The normalization of sexual violence breeds silence in the classroom. In the clockwatching ten minutes-before-the-bell-rings clamor of my peer health workshop of 11th and 12th graders there is silence, deafening and thick as quicksand. I have asked them a question about the widespread use of the words “bitch” and “ho” to describe young women of color on campus. Several boys are holding forth in response. They are the same four opinionated boys who have been the most vocal throughout these sessions, always ready with a quip, a deflection or, sometimes, serious commentary that reveals deep wisdom. They are bursting with perspective on this topic, but the girls in the room are silent. Some twist in their seats, some study the tops of their desks in calculated boredom, transporting themselves outside of the room, slain by the language of dehumanization.

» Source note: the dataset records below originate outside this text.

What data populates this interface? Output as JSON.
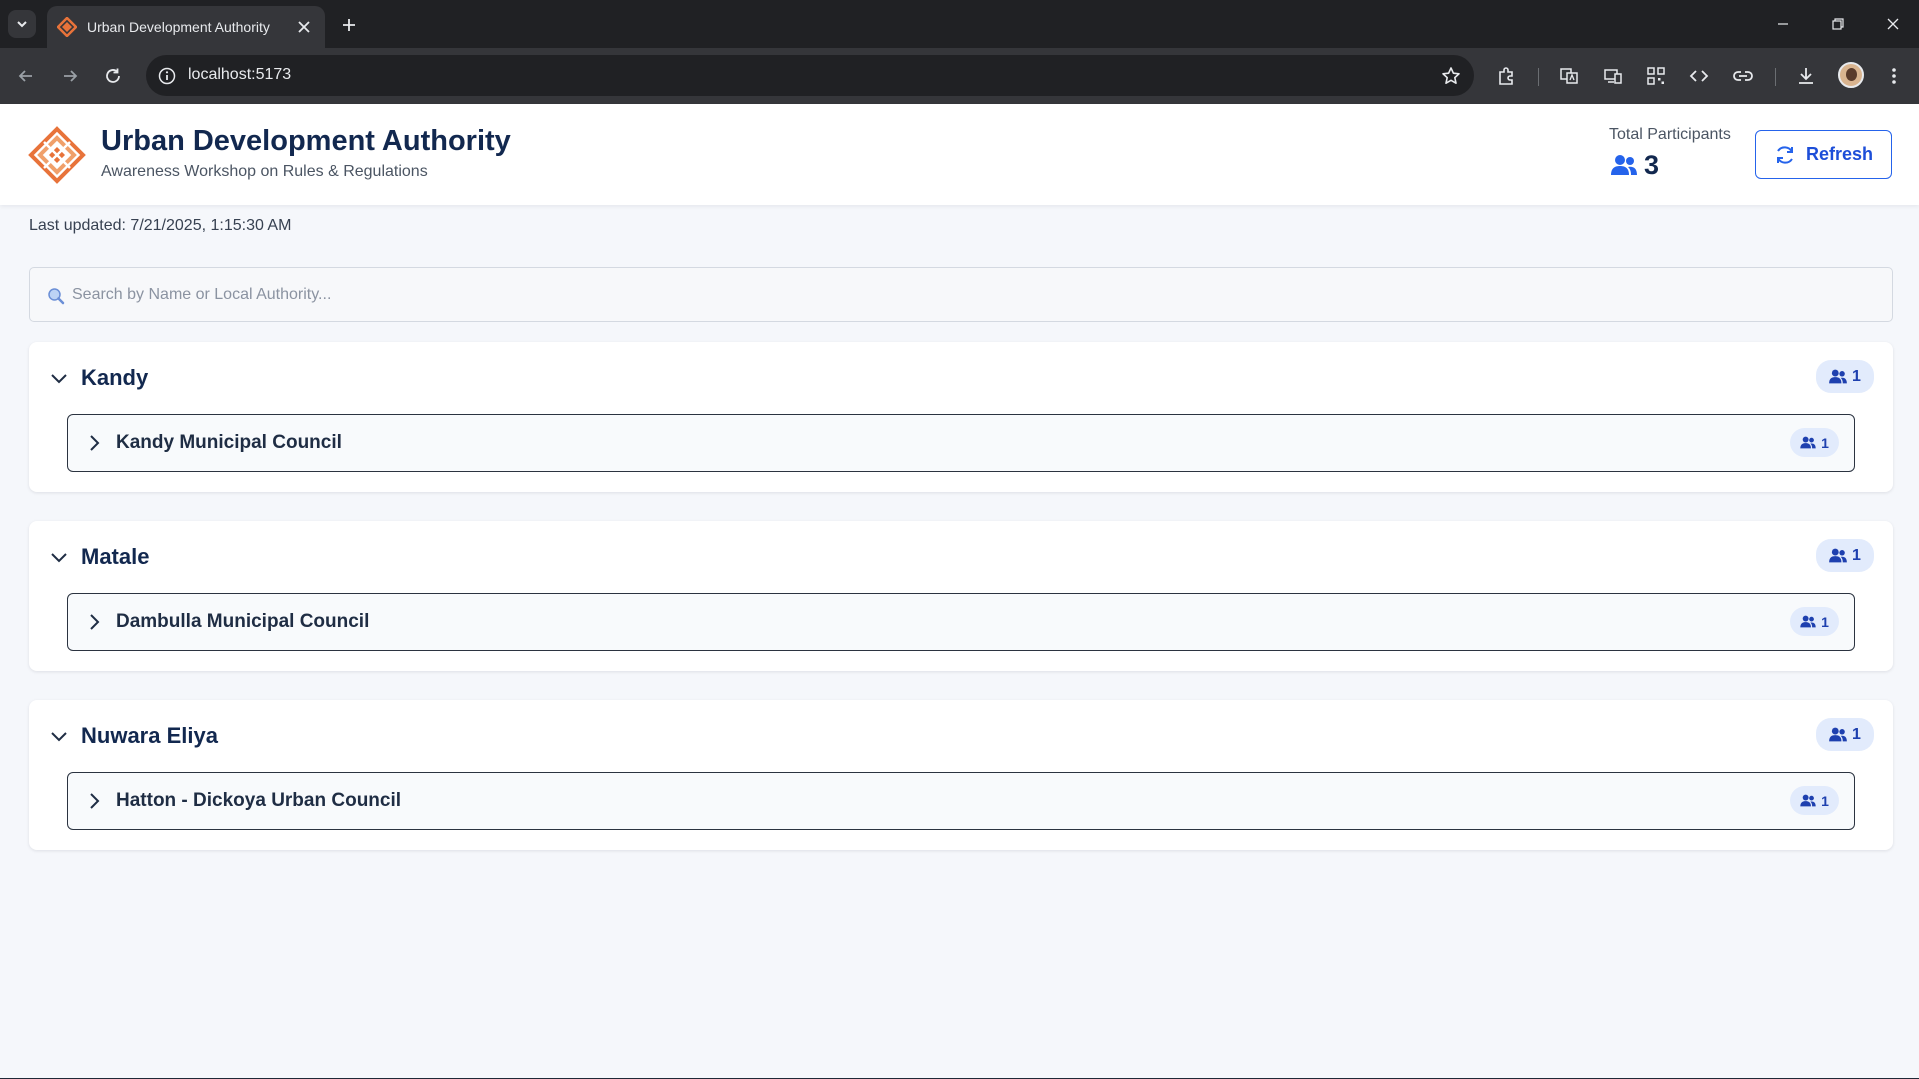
{
  "browser": {
    "tab_title": "Urban Development Authority",
    "url": "localhost:5173"
  },
  "app": {
    "title": "Urban Development Authority",
    "subtitle": "Awareness Workshop on Rules & Regulations",
    "total_participants_label": "Total Participants",
    "total_participants": "3",
    "refresh_label": "Refresh",
    "last_updated": "Last updated: 7/21/2025, 1:15:30 AM",
    "search_placeholder": "Search by Name or Local Authority...",
    "colors": {
      "brand_orange": "#e8733a",
      "accent_blue": "#2563eb",
      "navy": "#12284f"
    }
  },
  "districts": [
    {
      "name": "Kandy",
      "count": "1",
      "councils": [
        {
          "name": "Kandy Municipal Council",
          "count": "1"
        }
      ]
    },
    {
      "name": "Matale",
      "count": "1",
      "councils": [
        {
          "name": "Dambulla Municipal Council",
          "count": "1"
        }
      ]
    },
    {
      "name": "Nuwara Eliya",
      "count": "1",
      "councils": [
        {
          "name": "Hatton - Dickoya Urban Council",
          "count": "1"
        }
      ]
    }
  ]
}
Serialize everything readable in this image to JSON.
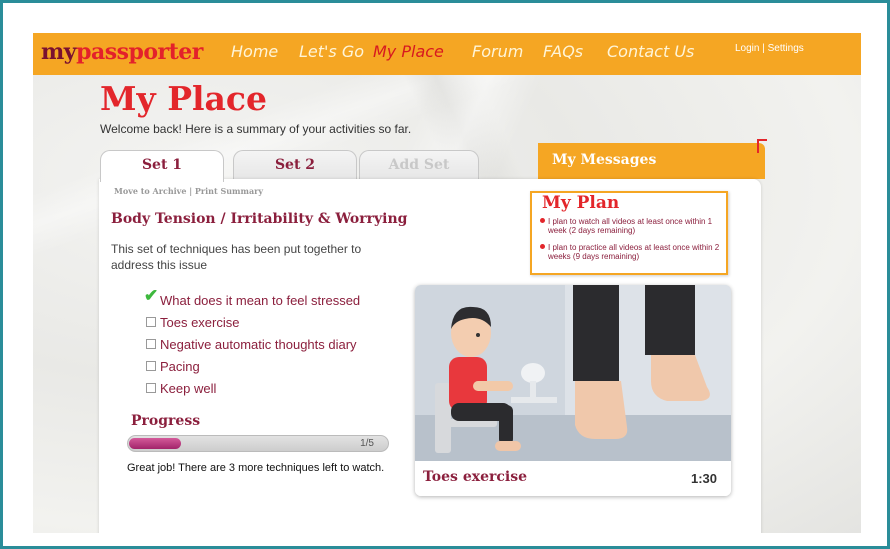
{
  "brand": {
    "part1": "my",
    "part2": "passporter"
  },
  "nav": {
    "items": [
      {
        "label": "Home",
        "active": false
      },
      {
        "label": "Let's Go",
        "active": false
      },
      {
        "label": "My Place",
        "active": true
      },
      {
        "label": "Forum",
        "active": false
      },
      {
        "label": "FAQs",
        "active": false
      },
      {
        "label": "Contact Us",
        "active": false
      }
    ],
    "login": "Login | Settings"
  },
  "page": {
    "title": "My Place",
    "welcome": "Welcome back! Here is a summary of your activities so far."
  },
  "tabs": [
    {
      "label": "Set 1",
      "active": true
    },
    {
      "label": "Set 2",
      "active": false
    },
    {
      "label": "Add Set",
      "disabled": true
    }
  ],
  "set": {
    "actions": "Move to Archive | Print Summary",
    "title": "Body Tension / Irritability & Worrying",
    "description": "This set of techniques has been put together to address this issue",
    "techniques": [
      {
        "label": "What does it mean to feel stressed",
        "done": true
      },
      {
        "label": "Toes exercise",
        "done": false
      },
      {
        "label": "Negative automatic thoughts diary",
        "done": false
      },
      {
        "label": "Pacing",
        "done": false
      },
      {
        "label": "Keep well",
        "done": false
      }
    ],
    "progress": {
      "label": "Progress",
      "completed": 1,
      "total": 5,
      "count_text": "1/5",
      "note": "Great job! There are 3 more techniques left to watch."
    }
  },
  "messages": {
    "title": "My Messages"
  },
  "plan": {
    "title": "My Plan",
    "items": [
      {
        "text": "I plan to watch all videos  at least once within 1 week",
        "remaining": "(2 days remaining)"
      },
      {
        "text": "I plan to practice all videos at least once within 2 weeks",
        "remaining": "(9 days remaining)"
      }
    ]
  },
  "video": {
    "title": "Toes exercise",
    "duration": "1:30"
  },
  "colors": {
    "nav_orange": "#f5a623",
    "title_red": "#e3262b",
    "maroon": "#8b1f3d",
    "check_green": "#3db83d",
    "frame_teal": "#2a8d99"
  }
}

Finally a few girls chime in and say they use the terms casually with friends, as in “my bitch or my ho,” supposedly neutralizing their negative connotations akin to the way they use the word “nigga.” Some claim the words are justifiably used to describe “bad girls” who are promiscuous and unruly, not realizing that black women have always been deemed “bad” in the eyes of the dominant culture, as less than feminine, as bodies for violent pornographic exploitation. When I wondered aloud whether white women call themselves bitch and ho as terms of endearment I got uncertain responses. My guess is that they don’t, not because white women are necessarily more enlightened and self-aware than women of color on gender, but because white femininity is the beauty ideal and hence the human ideal. Despite the misogyny that pervades American culture there is inherent value placed on the lives of white women. Every aspect of the image industry affirms their existence, and the spectrum of culturally recognized white femininity extends from proper and pure to “sexually liberated.”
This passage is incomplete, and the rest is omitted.